■主人公は仮面ライダーを見つめる少年

 作風も独特で、筆文字や漢字など「和」の要素が強調されているほか、中学3年生(途中で高校1年生)の少年・足立明日夢(あだち・あすむ)が、事実上の主人公として扱われているのも特徴だ。明日夢は最後まで鬼(仮面ライダー)にはならないが、物語は基本的に彼の視点で進む。

 大人の事情で中盤から作風が変わったことについては賛否あるが、1年間通して「悩み多き少年が、師匠である大人を通じて成長していく」という物語が描かれた。当時の平成ライダーは多人数ライダーがバトルロイヤルする異色作『龍騎』が大ヒットした影響もあり、「ライダー同士の争い」や「仲間同士でもギスギスした人間ドラマ」という要素が目立っていたが、響鬼に登場するライダーたちは温厚で正義感の強い人格者ばかり。『鬼滅』でたとえるなら、全員が炭治郎レベルに人当たりがいい。
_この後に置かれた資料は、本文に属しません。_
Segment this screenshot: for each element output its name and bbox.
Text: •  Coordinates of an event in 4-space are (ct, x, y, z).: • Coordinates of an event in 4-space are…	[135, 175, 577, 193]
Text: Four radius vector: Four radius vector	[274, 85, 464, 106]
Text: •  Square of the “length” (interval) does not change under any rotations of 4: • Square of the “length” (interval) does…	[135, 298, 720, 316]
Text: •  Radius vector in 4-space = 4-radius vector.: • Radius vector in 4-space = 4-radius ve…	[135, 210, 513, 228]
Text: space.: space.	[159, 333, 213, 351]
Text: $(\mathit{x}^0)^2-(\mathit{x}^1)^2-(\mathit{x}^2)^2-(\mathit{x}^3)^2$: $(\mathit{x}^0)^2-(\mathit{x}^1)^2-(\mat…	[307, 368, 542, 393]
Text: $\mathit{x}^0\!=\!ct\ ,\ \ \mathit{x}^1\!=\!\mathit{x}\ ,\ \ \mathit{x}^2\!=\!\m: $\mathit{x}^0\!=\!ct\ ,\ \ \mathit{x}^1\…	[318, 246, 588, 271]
 また、独自要素の1つに、「高い年齢設定」が挙げられる。基本的に仮面ライダーの主人公は10代後半~20代前半の「お兄さん」だ。09年の『仮面ライダーW』当時16歳だった菅田将暉のように、演技未経験の若手も珍しくない。

 しかし、『響鬼』の主人公・ヒビキさんこと日高人志を演じたのは、当時33歳だった細川茂樹。劇中で最年少の鬼である仮面ライダー轟鬼(トドロキ)を演じた川口真五も26歳だった。高めの年齢設定が、より落ち着いた頼れる大人の感じを出している。